High Noon in einem verschneiten, tourismusverseuchten Dorf in Tirol: Das Knattern der Motorräder verstummt, das Bellen des Hundes erstirbt, die alte Rofnerin legt das Strickzeug beiseite, die Küchenuhr ist schon vor einer halben Stunde stehen geblieben. Es ist elf. „Jetzt kommen sie und holen Jakob“. Ein kleines Dorf in Tirol. Es ist Wintersaison, die Touristen, die „Fremden“, plaudern im Café Tirol oder lernen das Schifahren von einem Einheimischen. Ein Hotel reiht sich neben dem anderen, der Tourismus bestimmt den Lebensrhythmus der Menschen: Was Segen ist, wird zum Fluch.
In diesem Dorf – als Sohn eines Hotelbesitzers – wächst Jakob heran. Jakob, der von Anfang an anders war, so einer eben. Wurde Jakob zum Außenseiter durch die Mutter, die ihn windelweich schlug und dann erst begriff, dass das Kleinkind Lungenentzündung hat, oder durch die Dorfgemeinschaft, die ihn immer schon verspottet und gehänselt hat? Oder waren es gar die Touristen? Oder trugen die sexuellen Misshandlungen in der städtischen(!) Schule die Schuld daran, dass sich Jakob nicht in die Gemeinschaft integrieren konnte?

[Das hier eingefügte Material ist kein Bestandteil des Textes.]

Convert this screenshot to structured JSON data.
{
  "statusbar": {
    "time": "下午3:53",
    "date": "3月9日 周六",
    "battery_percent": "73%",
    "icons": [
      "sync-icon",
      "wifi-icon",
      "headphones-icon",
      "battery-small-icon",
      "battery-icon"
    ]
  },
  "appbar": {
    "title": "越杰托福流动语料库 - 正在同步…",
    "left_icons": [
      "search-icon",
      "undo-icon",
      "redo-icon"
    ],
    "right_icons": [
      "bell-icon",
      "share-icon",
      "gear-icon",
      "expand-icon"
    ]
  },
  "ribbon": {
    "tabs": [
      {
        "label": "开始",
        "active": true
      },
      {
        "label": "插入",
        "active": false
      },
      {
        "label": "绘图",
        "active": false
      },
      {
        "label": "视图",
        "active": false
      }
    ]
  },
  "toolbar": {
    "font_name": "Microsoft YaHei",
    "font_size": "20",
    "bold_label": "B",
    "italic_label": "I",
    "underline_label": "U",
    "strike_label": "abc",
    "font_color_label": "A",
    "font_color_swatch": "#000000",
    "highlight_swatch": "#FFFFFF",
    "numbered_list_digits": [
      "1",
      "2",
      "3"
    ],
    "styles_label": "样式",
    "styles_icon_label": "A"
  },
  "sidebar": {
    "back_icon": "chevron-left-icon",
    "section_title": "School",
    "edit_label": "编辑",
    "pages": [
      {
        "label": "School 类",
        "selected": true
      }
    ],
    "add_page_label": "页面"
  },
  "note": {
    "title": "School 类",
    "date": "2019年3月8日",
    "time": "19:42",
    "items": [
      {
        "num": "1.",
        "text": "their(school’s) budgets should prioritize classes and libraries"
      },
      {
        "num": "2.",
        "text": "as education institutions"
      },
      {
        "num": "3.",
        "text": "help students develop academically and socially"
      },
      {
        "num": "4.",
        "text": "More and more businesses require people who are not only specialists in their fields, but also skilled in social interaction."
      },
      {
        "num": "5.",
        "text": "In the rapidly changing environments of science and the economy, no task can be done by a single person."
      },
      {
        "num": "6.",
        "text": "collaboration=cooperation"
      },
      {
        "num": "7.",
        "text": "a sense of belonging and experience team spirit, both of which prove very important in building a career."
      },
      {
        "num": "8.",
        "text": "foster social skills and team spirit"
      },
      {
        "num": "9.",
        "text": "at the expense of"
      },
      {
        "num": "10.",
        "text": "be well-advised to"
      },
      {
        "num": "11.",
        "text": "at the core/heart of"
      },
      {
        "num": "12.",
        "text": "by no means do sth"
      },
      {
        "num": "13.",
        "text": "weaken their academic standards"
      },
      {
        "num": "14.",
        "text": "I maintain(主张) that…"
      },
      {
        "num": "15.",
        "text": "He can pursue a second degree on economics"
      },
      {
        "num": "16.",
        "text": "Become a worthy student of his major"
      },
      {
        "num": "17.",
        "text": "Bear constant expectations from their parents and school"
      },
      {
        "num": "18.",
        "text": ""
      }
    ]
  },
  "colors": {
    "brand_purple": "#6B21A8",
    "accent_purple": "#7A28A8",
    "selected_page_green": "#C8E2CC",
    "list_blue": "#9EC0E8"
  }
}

Warum ist Jakob so anders, so anders als alle anderen…
Jakob wird von der Polizei abgeholt. Und zwischen „fünf nach elf“ und „acht nach eins“, als die Polizei in der Küche des Hotels mit der Mutter, den Geschwistern, den „Freunden“ und einer Nachbarin redet, lässt Gstrein Jakobs bisheriges Leben Revue passieren. Wir erfahren viel über Jakob – der Autor hat ein umfassendes Psychogramm über den Antihelden erstellt. Jakob selbst, kommt aber selbst nicht zu Wort. Das Schifahren erlernt im Tiroler Dorf jedes Kind sobald es gehen kann, das Sprechen und Ausdrücken von Gefühlen wird jedoch nicht weitergegeben, weil es auch die Eltern nie gelernt haben. Diese vererbte Sprachlosigkeit ist wohl Hauptgrund der gescheiterten und schlussendlich verwahrlosten Existenz namens Jakob.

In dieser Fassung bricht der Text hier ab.